Mamiku yang super pinter dan calon Filsuf katanya, melanjutkan siraman rohani kepada masyarakat
plus – plus ini. Kali ini yang menjadi sasaran pembahasan Mamiku adalah alasan mereka dan aku mempelajari
Psikologi Pendidikan ini. Dia mengklaim kita sebagai Mahasiswa penerus bangsa yang payah. Tentu hal ini
beralasan. Mereka dan akupun sedikit menunduk untuk sedikit berfikir. “katanya Mamiku itu orang sabar
karena paham konstruktivismenya, tetapi kenapa malah menjudge kita demikian”, tanyaku dan mereka yang
lain. “kata Mamiku sebagai seorang guru harus memberikan kebebasan kepada peserta didiknya untuk
berekspresi, tetapi mengapa malah mengekang mereka dan aku dengan sistem keyakinan yang kurang
mendasar?”.
Kembali lagi pada persoalan demonstrasi. Dengan segala upaya mereka yang telah terlanjur berada di
depan mempertahankan eksistensi yang telah ditelanjangi Mamiku itu. Bagaimana tidak, segala bentuk
penelanjangan karakter dengan mengeluhkan anak didiknya dengan sebutan perempuan yang harus
dipertanyakan karena seringnya “mekangkang” dan mengatakan ciri fisik seseorang “kurus dan berpaha besar”

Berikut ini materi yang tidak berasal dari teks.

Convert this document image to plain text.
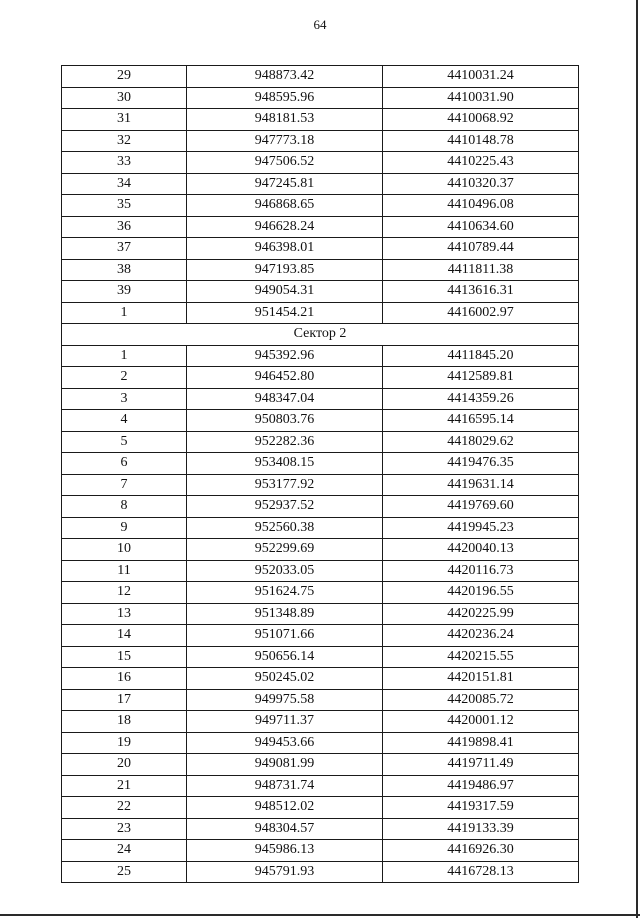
64
29	948873.42	4410031.24
30	948595.96	4410031.90
31	948181.53	4410068.92
32	947773.18	4410148.78
33	947506.52	4410225.43
34	947245.81	4410320.37
35	946868.65	4410496.08
36	946628.24	4410634.60
37	946398.01	4410789.44
38	947193.85	4411811.38
39	949054.31	4413616.31
1	951454.21	4416002.97
Сектор 2		
1	945392.96	4411845.20
2	946452.80	4412589.81
3	948347.04	4414359.26
4	950803.76	4416595.14
5	952282.36	4418029.62
6	953408.15	4419476.35
7	953177.92	4419631.14
8	952937.52	4419769.60
9	952560.38	4419945.23
10	952299.69	4420040.13
11	952033.05	4420116.73
12	951624.75	4420196.55
13	951348.89	4420225.99
14	951071.66	4420236.24
15	950656.14	4420215.55
16	950245.02	4420151.81
17	949975.58	4420085.72
18	949711.37	4420001.12
19	949453.66	4419898.41
20	949081.99	4419711.49
21	948731.74	4419486.97
22	948512.02	4419317.59
23	948304.57	4419133.39
24	945986.13	4416926.30
25	945791.93	4416728.13
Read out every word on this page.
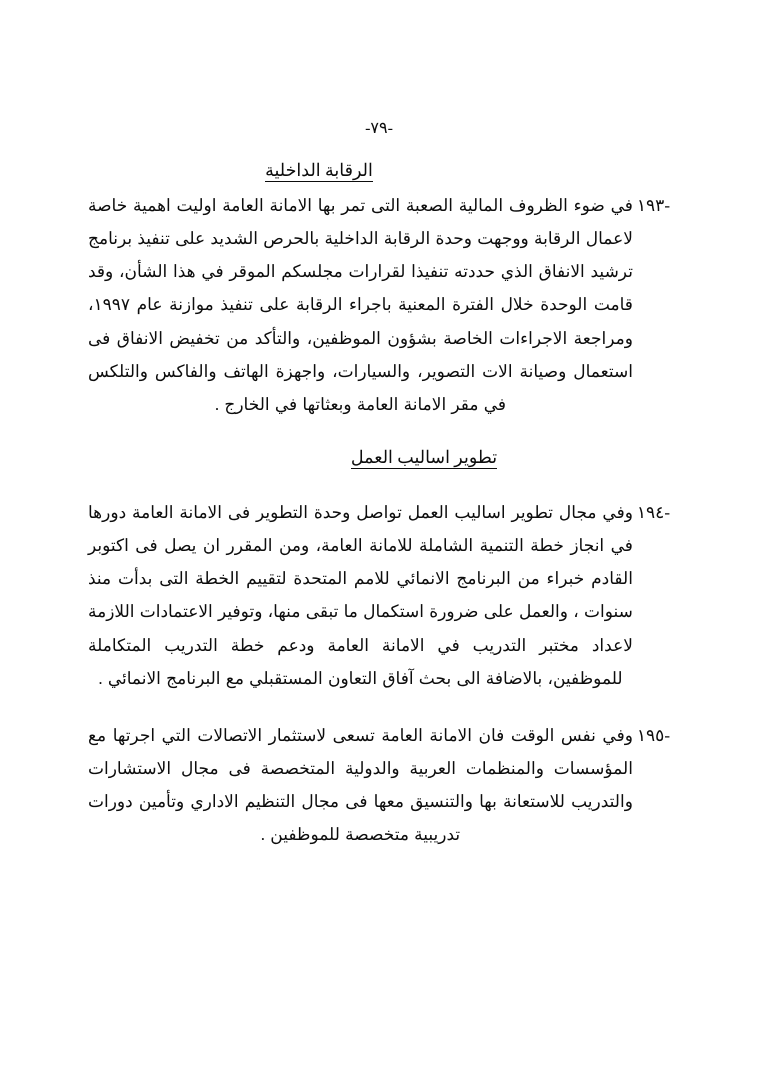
-٧٩-
الرقابة الداخلية
-١٩٣
في ضوء الظروف المالية الصعبة التى تمر بها الامانة العامة اوليت اهمية خاصة لاعمال الرقابة ووجهت وحدة الرقابة الداخلية بالحرص الشديد على تنفيذ برنامج ترشيد الانفاق الذي حددته تنفيذا لقرارات مجلسكم الموقر في هذا الشأن، وقد قامت الوحدة خلال الفترة المعنية باجراء الرقابة على تنفيذ موازنة عام ١٩٩٧، ومراجعة الاجراءات الخاصة بشؤون الموظفين، والتأكد من تخفيض الانفاق فى استعمال وصيانة الات التصوير، والسيارات، واجهزة الهاتف والفاكس والتلكس في مقر الامانة العامة وبعثاتها في الخارج .
تطوير اساليب العمل
-١٩٤
وفي مجال تطوير اساليب العمل تواصل وحدة التطوير فى الامانة العامة دورها في انجاز خطة التنمية الشاملة للامانة العامة، ومن المقرر ان يصل فى اكتوبر القادم خبراء من البرنامج الانمائي للامم المتحدة لتقييم الخطة التى بدأت منذ سنوات ، والعمل على ضرورة استكمال ما تبقى منها، وتوفير الاعتمادات اللازمة لاعداد مختبر التدريب في الامانة العامة ودعم خطة التدريب المتكاملة للموظفين، بالاضافة الى بحث آفاق التعاون المستقبلي مع البرنامج الانمائي .
-١٩٥
وفي نفس الوقت فان الامانة العامة تسعى لاستثمار الاتصالات التي اجرتها مع المؤسسات والمنظمات العربية والدولية المتخصصة فى مجال الاستشارات والتدريب للاستعانة بها والتنسيق معها فى مجال التنظيم الاداري وتأمين دورات تدريبية متخصصة للموظفين .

kepada seorang presenter di depan telah memposisikan Mamiku itu sebagai Tuhan Diraja di dalam kelas karena
kebenaran hanya berasal dari dirinya. Dia pun sempat menyinggung, bagaimana kau mau masuk syurga apabila
kau seperti ini (perihal penganggapan fenomena – fenomena yang terjadi di dalam kelas selama itu). Sekilas
ungkapan itu menjadi sesuatu yang ungkapan yang membunuh karakter dan mental masyarakat kelas itu.

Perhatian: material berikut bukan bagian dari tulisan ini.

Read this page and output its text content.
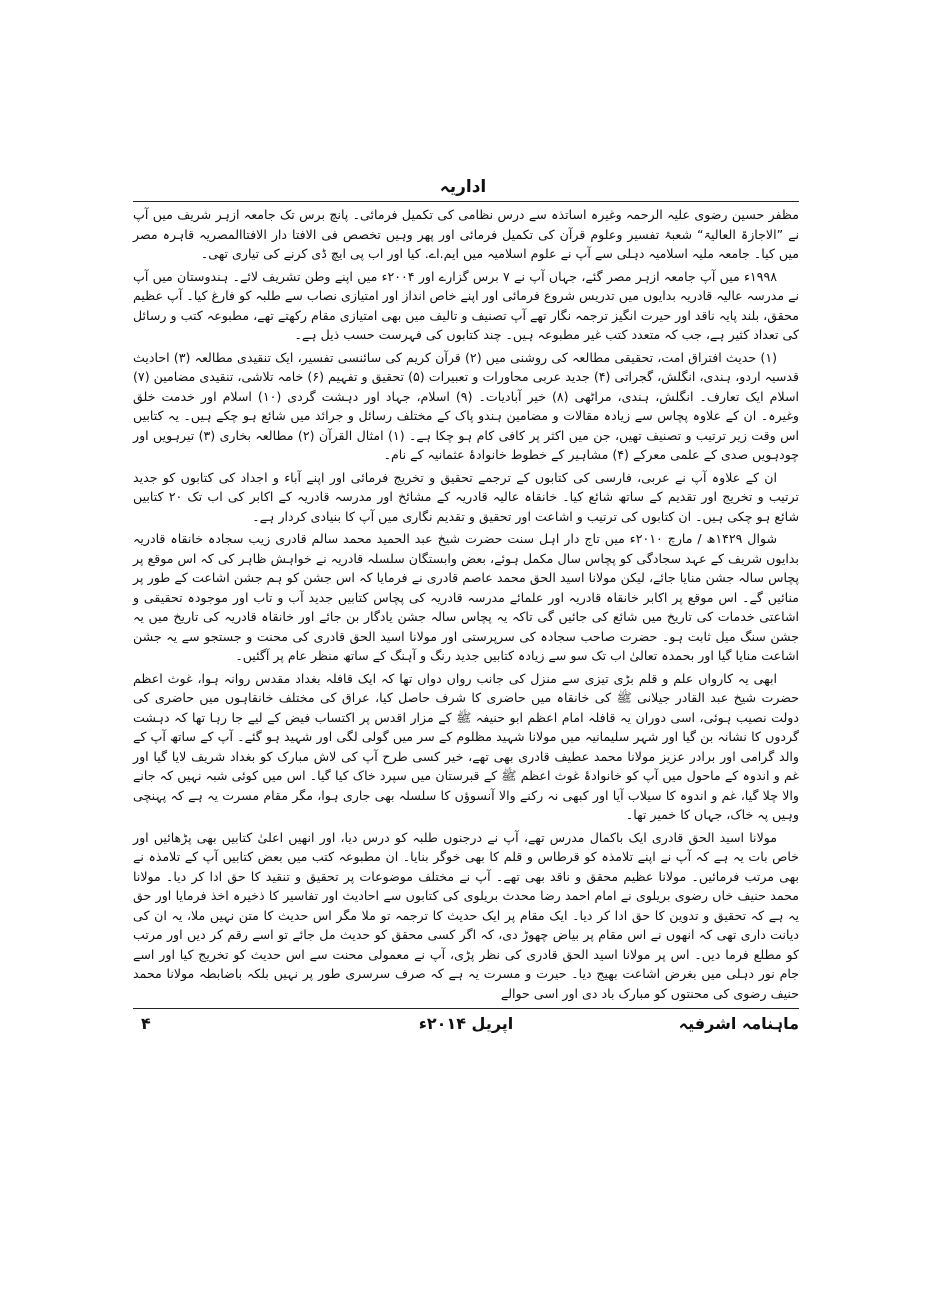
اداریہ

مظفر حسین رضوی علیہ الرحمہ وغیرہ اساتذہ سے درس نظامی کی تکمیل فرمائی۔ پانچ برس تک جامعہ ازہر شریف میں آپ نے ”الاجازۃ العالیۃ“ شعبۂ تفسیر وعلوم قرآن کی تکمیل فرمائی اور پھر وہیں تخصص فی الافتا دار الافتاالمصریہ قاہرہ مصر میں کیا۔ جامعہ ملیہ اسلامیہ دہلی سے آپ نے علوم اسلامیہ میں ایم.اے. کیا اور اب پی ایچ ڈی کرنے کی تیاری تھی۔

۱۹۹۸ء میں آپ جامعہ ازہر مصر گئے، جہاں آپ نے ۷ برس گزارے اور ۲۰۰۴ء میں اپنے وطن تشریف لائے۔ ہندوستان میں آپ نے مدرسہ عالیہ قادریہ بدایوں میں تدریس شروع فرمائی اور اپنے خاص انداز اور امتیازی نصاب سے طلبہ کو فارغ کیا۔ آپ عظیم محقق، بلند پایہ ناقد اور حیرت انگیز ترجمہ نگار تھے آپ تصنیف و تالیف میں بھی امتیازی مقام رکھتے تھے، مطبوعہ کتب و رسائل کی تعداد کثیر ہے، جب کہ متعدد کتب غیر مطبوعہ ہیں۔ چند کتابوں کی فہرست حسب ذیل ہے۔

(۱) حدیث افتراق امت، تحقیقی مطالعہ کی روشنی میں (۲) قرآن کریم کی سائنسی تفسیر، ایک تنقیدی مطالعہ (۳) احادیث قدسیہ اردو، ہندی، انگلش، گجراتی (۴) جدید عربی محاورات و تعبیرات (۵) تحقیق و تفہیم (۶) خامہ تلاشی، تنقیدی مضامین (۷) اسلام ایک تعارف۔ انگلش، ہندی، مراٹھی (۸) خیر آبادیات۔ (۹) اسلام، جہاد اور دہشت گردی (۱۰) اسلام اور خدمت خلق وغیرہ۔ ان کے علاوہ پچاس سے زیادہ مقالات و مضامین ہندو پاک کے مختلف رسائل و جرائد میں شائع ہو چکے ہیں۔ یہ کتابیں اس وقت زیر ترتیب و تصنیف تھیں، جن میں اکثر پر کافی کام ہو چکا ہے۔ (۱) امثال القرآن (۲) مطالعہ بخاری (۳) تیرہویں اور چودہویں صدی کے علمی معرکے (۴) مشاہیر کے خطوط خانوادۂ عثمانیہ کے نام۔

ان کے علاوہ آپ نے عربی، فارسی کی کتابوں کے ترجمے تحقیق و تخریج فرمائی اور اپنے آباء و اجداد کی کتابوں کو جدید ترتیب و تخریج اور تقدیم کے ساتھ شائع کیا۔ خانقاہ عالیہ قادریہ کے مشائخ اور مدرسہ قادریہ کے اکابر کی اب تک ۲۰ کتابیں شائع ہو چکی ہیں۔ ان کتابوں کی ترتیب و اشاعت اور تحقیق و تقدیم نگاری میں آپ کا بنیادی کردار ہے۔

شوال ۱۴۲۹ھ / مارچ ۲۰۱۰ء میں تاج دار اہل سنت حضرت شیخ عبد الحمید محمد سالم قادری زیب سجادہ خانقاہ قادریہ بدایوں شریف کے عہد سجادگی کو پچاس سال مکمل ہوئے، بعض وابستگان سلسلہ قادریہ نے خواہش ظاہر کی کہ اس موقع پر پچاس سالہ جشن منایا جائے، لیکن مولانا اسید الحق محمد عاصم قادری نے فرمایا کہ اس جشن کو ہم جشن اشاعت کے طور پر منائیں گے۔ اس موقع پر اکابر خانقاہ قادریہ اور علمائے مدرسہ قادریہ کی پچاس کتابیں جدید آب و تاب اور موجودہ تحقیقی و اشاعتی خدمات کی تاریخ میں شائع کی جائیں گی تاکہ یہ پچاس سالہ جشن یادگار بن جائے اور خانقاہ قادریہ کی تاریخ میں یہ جشن سنگ میل ثابت ہو۔ حضرت صاحب سجادہ کی سرپرستی اور مولانا اسید الحق قادری کی محنت و جستجو سے یہ جشن اشاعت منایا گیا اور بحمدہ تعالیٰ اب تک سو سے زیادہ کتابیں جدید رنگ و آہنگ کے ساتھ منظر عام پر آگئیں۔

ابھی یہ کارواں علم و قلم بڑی تیزی سے منزل کی جانب رواں دواں تھا کہ ایک قافلہ بغداد مقدس روانہ ہوا، غوث اعظم حضرت شیخ عبد القادر جیلانی ﷺ کی خانقاہ میں حاضری کا شرف حاصل کیا، عراق کی مختلف خانقاہوں میں حاضری کی دولت نصیب ہوئی، اسی دوران یہ قافلہ امام اعظم ابو حنیفہ ﷺ کے مزار اقدس پر اکتساب فیض کے لیے جا رہا تھا کہ دہشت گردوں کا نشانہ بن گیا اور شہر سلیمانیہ میں مولانا شہید مظلوم کے سر میں گولی لگی اور شہید ہو گئے۔ آپ کے ساتھ آپ کے والد گرامی اور برادر عزیز مولانا محمد عطیف قادری بھی تھے، خیر کسی طرح آپ کی لاش مبارک کو بغداد شریف لایا گیا اور غم و اندوہ کے ماحول میں آپ کو خانوادۂ غوث اعظم ﷺ کے قبرستان میں سپرد خاک کیا گیا۔ اس میں کوئی شبہ نہیں کہ جانے والا چلا گیا، غم و اندوہ کا سیلاب آیا اور کبھی نہ رکنے والا آنسوؤں کا سلسلہ بھی جاری ہوا، مگر مقام مسرت یہ ہے کہ پہنچی وہیں پہ خاک، جہاں کا خمیر تھا۔

مولانا اسید الحق قادری ایک باکمال مدرس تھے، آپ نے درجنوں طلبہ کو درس دیا، اور انھیں اعلیٰ کتابیں بھی پڑھائیں اور خاص بات یہ ہے کہ آپ نے اپنے تلامذہ کو قرطاس و قلم کا بھی خوگر بنایا۔ ان مطبوعہ کتب میں بعض کتابیں آپ کے تلامذہ نے بھی مرتب فرمائیں۔ مولانا عظیم محقق و ناقد بھی تھے۔ آپ نے مختلف موضوعات پر تحقیق و تنقید کا حق ادا کر دیا۔ مولانا محمد حنیف خاں رضوی بریلوی نے امام احمد رضا محدث بریلوی کی کتابوں سے احادیث اور تفاسیر کا ذخیرہ اخذ فرمایا اور حق یہ ہے کہ تحقیق و تدوین کا حق ادا کر دیا۔ ایک مقام پر ایک حدیث کا ترجمہ تو ملا مگر اس حدیث کا متن نہیں ملا، یہ ان کی دیانت داری تھی کہ انھوں نے اس مقام پر بیاض چھوڑ دی، کہ اگر کسی محقق کو حدیث مل جائے تو اسے رقم کر دیں اور مرتب کو مطلع فرما دیں۔ اس پر مولانا اسید الحق قادری کی نظر پڑی، آپ نے معمولی محنت سے اس حدیث کو تخریج کیا اور اسے جام نور دہلی میں بغرض اشاعت بھیج دیا۔ حیرت و مسرت یہ ہے کہ صرف سرسری طور پر نہیں بلکہ باضابطہ مولانا محمد حنیف رضوی کی محنتوں کو مبارک باد دی اور اسی حوالے

ماہنامہ اشرفیہ
اپریل ۲۰۱۴ء
۴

Begitu mengalahnya mereka dan aku sehingga ketika Mamiku melontarkan pertanyaan seputar
bahasan khotbah Mamiku Rodlia Allahu Anhu, semua masyarakat menjawab “iya”. Iya dalam tanda kutip.
Kutipan itu sungguh mengkristal sehingga memunculkan rasa yang begitu komplek menusuk relung ego.

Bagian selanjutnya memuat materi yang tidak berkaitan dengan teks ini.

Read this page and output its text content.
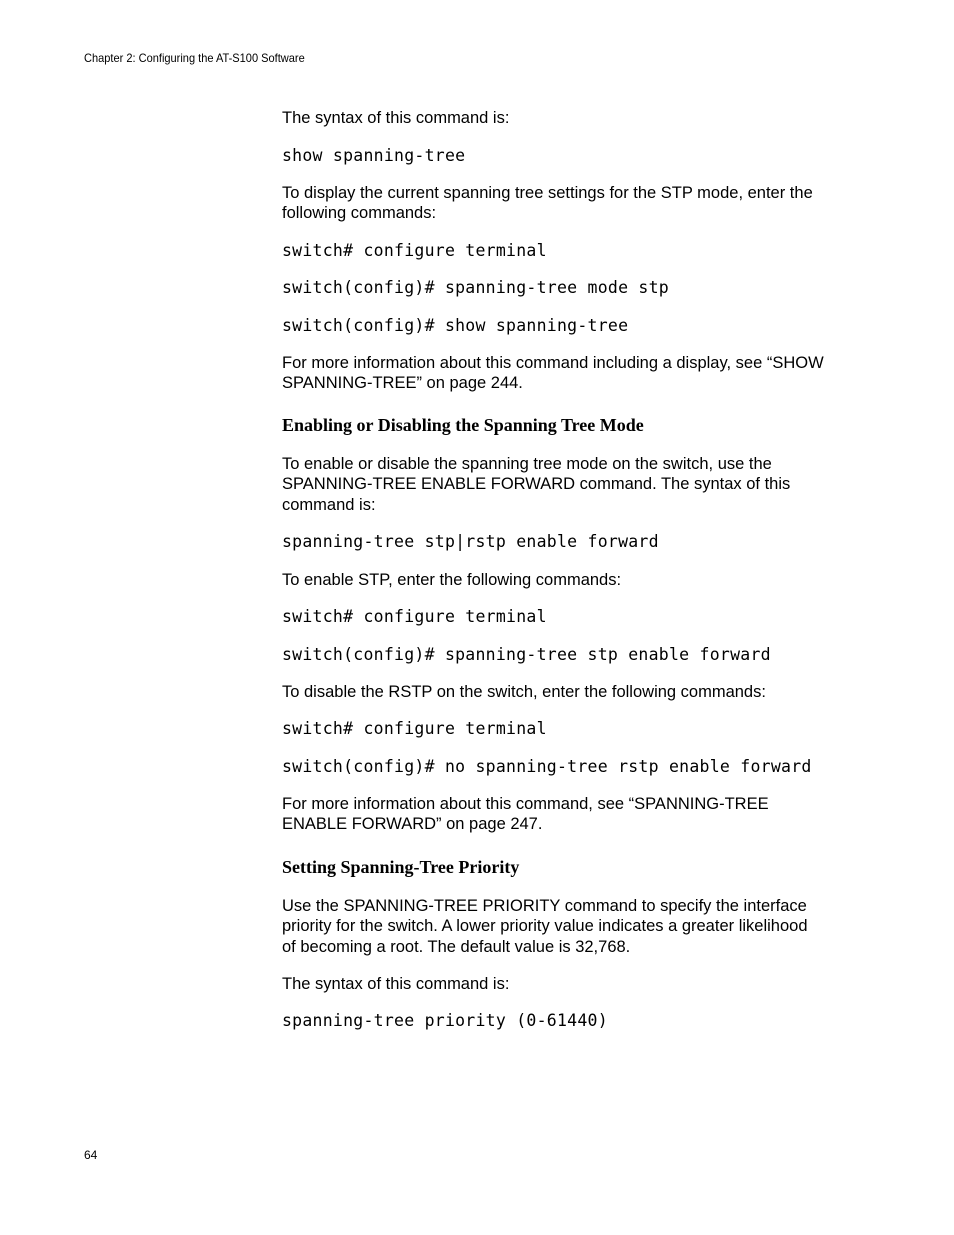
Chapter 2: Configuring the AT-S100 Software

The syntax of this command is:

show spanning-tree

To display the current spanning tree settings for the STP mode, enter the
following commands:

switch# configure terminal
switch(config)# spanning-tree mode stp
switch(config)# show spanning-tree

For more information about this command including a display, see “SHOW
SPANNING-TREE” on page 244.

Enabling or Disabling the Spanning Tree Mode

To enable or disable the spanning tree mode on the switch, use the
SPANNING-TREE ENABLE FORWARD command. The syntax of this
command is:

spanning-tree stp|rstp enable forward

To enable STP, enter the following commands:

switch# configure terminal
switch(config)# spanning-tree stp enable forward

To disable the RSTP on the switch, enter the following commands:

switch# configure terminal
switch(config)# no spanning-tree rstp enable forward

For more information about this command, see “SPANNING-TREE
ENABLE FORWARD” on page 247.

Setting Spanning-Tree Priority

Use the SPANNING-TREE PRIORITY command to specify the interface
priority for the switch. A lower priority value indicates a greater likelihood
of becoming a root. The default value is 32,768.

The syntax of this command is:

spanning-tree priority (0-61440)
64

Betapapun hebat mereka dan aku dengan potensi yang mereka dan aku bawa, mati seketika setelah mendengar
khotbah itu. Maklum mirip khotbah jum’at yang da’ boleh diinterupsi.
Akhirnya waktupun berlalu tanpa adanya hasil diskusi masyarakat, karena waktu itu pun telah
menjadi bagian dari penampilan gemilang Mamiku itu. Padahal waktu itu dua kelompok menanti yang
seharusnya mendemonstrasikan makalah mereka. Tentu sangat kecewa hati mereka dan hatiku, karena waktu
mereka dan waktuku telah Mamiku ambil demi menunjukkan kepakarannya sebagai calon Filsuf. Disitupun
aku dan teman Profesorku berdiskusi kecil. “bukannya minggu kemarin Mami itu bilang “Al Waktu Kas Syaif
idza Lam Ta’ Toq Qothoaka”, sambut aku dan temanku itu. Tetapi mungkin mami calon filusufku itu dalam
keadaan khilaf sehingga kebenarannyapun harus meninggalkan dirinya.
Begitulah tinta hari yang harus kutuliskan dalam sejarah pembentukanku. Dimana ku dapatkan
sesuatu yang langka untuk kupahami, tetapi ku mendapatkannya. Sekalipun ku harus sedikit kecewa karena
ku tak dapat apa yang seharusnya ku dapatkan, tetapi ku mendapatkan sesuatu yang memang ku inginkan.
Begitulah celotehan intuisiku membisiki nalar manjaku. Sehingga waktu pula yang akan memberikan warna
masyarakat TerRajakan dipertemuan berikutnya.